Adding George to see if he remembers any cases, so you have some stuff to test this all with.
He's on vacation, but i believe gets back next week.

I don't think it would be a problem here, I don't expect this map to keep more than couple of entries (for most cases 0 and 1). The same thing goes to the previous approach.

Adding George to see if he remembers any cases, so you have some stuff to test this all with.

I don't remember anything in particular. I'd recommend just bootstrapping clang/llvm and seeing what happens, assuming clang will emit these intrinsics if you pass an added cflag to it or something.

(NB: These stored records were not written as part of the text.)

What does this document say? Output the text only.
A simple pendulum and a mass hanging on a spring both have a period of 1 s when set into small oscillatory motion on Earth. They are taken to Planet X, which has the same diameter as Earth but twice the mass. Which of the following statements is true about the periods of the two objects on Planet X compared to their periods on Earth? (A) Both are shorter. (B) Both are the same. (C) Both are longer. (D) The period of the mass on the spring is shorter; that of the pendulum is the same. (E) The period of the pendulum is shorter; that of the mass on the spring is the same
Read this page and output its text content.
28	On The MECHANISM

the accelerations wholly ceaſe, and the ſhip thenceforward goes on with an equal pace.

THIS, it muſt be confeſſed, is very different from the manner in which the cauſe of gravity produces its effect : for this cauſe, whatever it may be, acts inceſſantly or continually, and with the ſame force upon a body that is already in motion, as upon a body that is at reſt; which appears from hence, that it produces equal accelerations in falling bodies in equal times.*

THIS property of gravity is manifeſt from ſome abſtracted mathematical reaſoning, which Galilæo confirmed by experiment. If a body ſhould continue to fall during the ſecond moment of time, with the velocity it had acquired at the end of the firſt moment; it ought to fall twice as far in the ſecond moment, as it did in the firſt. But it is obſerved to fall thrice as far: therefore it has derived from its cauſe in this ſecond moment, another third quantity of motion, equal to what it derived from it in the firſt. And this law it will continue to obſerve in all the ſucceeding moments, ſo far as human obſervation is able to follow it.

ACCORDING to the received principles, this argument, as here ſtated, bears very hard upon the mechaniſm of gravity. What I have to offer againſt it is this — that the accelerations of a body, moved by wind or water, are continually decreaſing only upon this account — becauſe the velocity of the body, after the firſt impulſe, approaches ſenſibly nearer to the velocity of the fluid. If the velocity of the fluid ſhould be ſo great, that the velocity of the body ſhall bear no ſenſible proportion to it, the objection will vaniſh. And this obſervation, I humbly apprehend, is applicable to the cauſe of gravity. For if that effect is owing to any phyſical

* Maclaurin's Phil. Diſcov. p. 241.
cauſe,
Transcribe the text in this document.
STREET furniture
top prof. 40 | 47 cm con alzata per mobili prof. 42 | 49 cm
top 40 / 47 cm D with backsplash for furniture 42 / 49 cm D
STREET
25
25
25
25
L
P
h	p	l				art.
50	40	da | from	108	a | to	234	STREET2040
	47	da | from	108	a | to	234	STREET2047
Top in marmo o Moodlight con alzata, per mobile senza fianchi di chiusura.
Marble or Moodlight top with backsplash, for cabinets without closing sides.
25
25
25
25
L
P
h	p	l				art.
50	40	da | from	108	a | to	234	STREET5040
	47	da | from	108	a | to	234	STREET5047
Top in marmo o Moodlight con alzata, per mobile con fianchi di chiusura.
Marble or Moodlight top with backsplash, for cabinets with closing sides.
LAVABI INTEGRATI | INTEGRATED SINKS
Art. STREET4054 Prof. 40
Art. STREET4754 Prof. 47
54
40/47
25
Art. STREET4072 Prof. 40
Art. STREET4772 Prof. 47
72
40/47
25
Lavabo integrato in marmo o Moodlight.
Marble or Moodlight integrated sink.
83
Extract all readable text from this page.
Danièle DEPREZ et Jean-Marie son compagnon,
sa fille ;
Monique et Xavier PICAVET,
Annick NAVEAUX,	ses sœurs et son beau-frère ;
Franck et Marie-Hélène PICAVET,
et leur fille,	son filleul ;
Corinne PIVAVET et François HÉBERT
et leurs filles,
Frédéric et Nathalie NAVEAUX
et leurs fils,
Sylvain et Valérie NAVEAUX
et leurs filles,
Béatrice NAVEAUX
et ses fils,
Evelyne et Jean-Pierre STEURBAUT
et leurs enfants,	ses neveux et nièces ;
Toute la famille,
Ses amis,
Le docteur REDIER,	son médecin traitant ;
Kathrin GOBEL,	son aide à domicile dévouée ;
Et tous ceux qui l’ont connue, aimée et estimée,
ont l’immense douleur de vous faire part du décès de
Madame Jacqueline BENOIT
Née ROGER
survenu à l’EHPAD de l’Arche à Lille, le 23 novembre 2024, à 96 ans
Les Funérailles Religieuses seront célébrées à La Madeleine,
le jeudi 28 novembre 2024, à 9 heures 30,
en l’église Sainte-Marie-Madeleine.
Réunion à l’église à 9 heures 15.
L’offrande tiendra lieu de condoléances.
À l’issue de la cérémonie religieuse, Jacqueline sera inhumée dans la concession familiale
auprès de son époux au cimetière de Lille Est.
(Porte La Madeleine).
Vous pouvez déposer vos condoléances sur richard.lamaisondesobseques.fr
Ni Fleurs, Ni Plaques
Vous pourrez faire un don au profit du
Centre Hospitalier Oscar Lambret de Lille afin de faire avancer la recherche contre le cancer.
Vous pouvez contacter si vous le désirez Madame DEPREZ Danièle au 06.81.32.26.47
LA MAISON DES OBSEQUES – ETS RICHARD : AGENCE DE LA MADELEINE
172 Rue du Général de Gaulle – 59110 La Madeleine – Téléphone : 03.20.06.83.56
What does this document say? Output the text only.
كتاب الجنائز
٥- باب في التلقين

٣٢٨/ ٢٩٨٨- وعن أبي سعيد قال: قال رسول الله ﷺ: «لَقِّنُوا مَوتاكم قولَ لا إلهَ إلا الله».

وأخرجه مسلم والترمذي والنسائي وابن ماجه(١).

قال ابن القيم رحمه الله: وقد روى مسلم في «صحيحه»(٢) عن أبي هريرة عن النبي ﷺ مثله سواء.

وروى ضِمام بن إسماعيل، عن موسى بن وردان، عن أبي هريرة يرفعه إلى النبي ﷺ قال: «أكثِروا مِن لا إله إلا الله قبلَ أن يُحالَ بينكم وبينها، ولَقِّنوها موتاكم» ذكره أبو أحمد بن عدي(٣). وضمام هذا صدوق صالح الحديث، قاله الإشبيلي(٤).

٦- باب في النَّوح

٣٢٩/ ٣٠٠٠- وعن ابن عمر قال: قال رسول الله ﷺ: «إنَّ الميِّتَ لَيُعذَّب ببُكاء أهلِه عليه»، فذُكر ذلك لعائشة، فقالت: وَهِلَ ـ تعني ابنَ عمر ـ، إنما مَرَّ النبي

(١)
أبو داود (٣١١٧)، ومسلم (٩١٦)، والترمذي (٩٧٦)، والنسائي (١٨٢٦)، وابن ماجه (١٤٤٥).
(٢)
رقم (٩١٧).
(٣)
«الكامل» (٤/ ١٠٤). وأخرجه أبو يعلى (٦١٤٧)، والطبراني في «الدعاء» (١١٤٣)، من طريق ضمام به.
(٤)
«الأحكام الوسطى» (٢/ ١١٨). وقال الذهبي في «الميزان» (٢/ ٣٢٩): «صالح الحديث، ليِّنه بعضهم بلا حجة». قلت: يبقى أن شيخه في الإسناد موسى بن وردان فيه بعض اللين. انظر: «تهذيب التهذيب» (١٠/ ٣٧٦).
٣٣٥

It's my impression that halide is great at generating code that hits worst-case behaviors in LLVM. I don't know whether they're users of these invariant intrinsics, however.

Adding George to see if he remembers any cases, so you have some stuff to test this all with.

I don't remember anything in particular. I'd recommend just bootstrapping clang/llvm and seeing what happens, assuming clang will emit these intrinsics if you pass an added cflag to it or something.

It's my impression that halide is great at generating code that hits worst-case behaviors in LLVM. I don't know whether they're users of these invariant intrinsics, however.

Probably not. I will make some analysis and get back here

Prazek marked an inline comment as done.May 18 2018, 9:33 AM

I measured build time of llvm& clang with devirtualization and either the variance is too big, or the compiler without this patch is faster.
As I found out, after writing other bugfix for AA, clang does not bootstrap correctly without this patch so I would love to push it.
If you don't have any objections, I would like to push it. I will still have to do build time measurements with and without devirtualization, but I would like to do it when everything is ready.
(Note that this code will not be executed unless you use devirtualization)

dberlin accepted this revision.May 18 2018, 9:35 AM

WFM; thanks for checking!

Prazek updated this revision to Diff 147602.May 18 2018, 3:37 PM

Added very small repro for the bug :)

Prazek updated this revision to Diff 147603.May 18 2018, 3:39 PM

changed comment

Prazek edited the summary of this revision. (Show Details)May 18 2018, 3:41 PM
This revision was automatically updated to reflect the committed changes.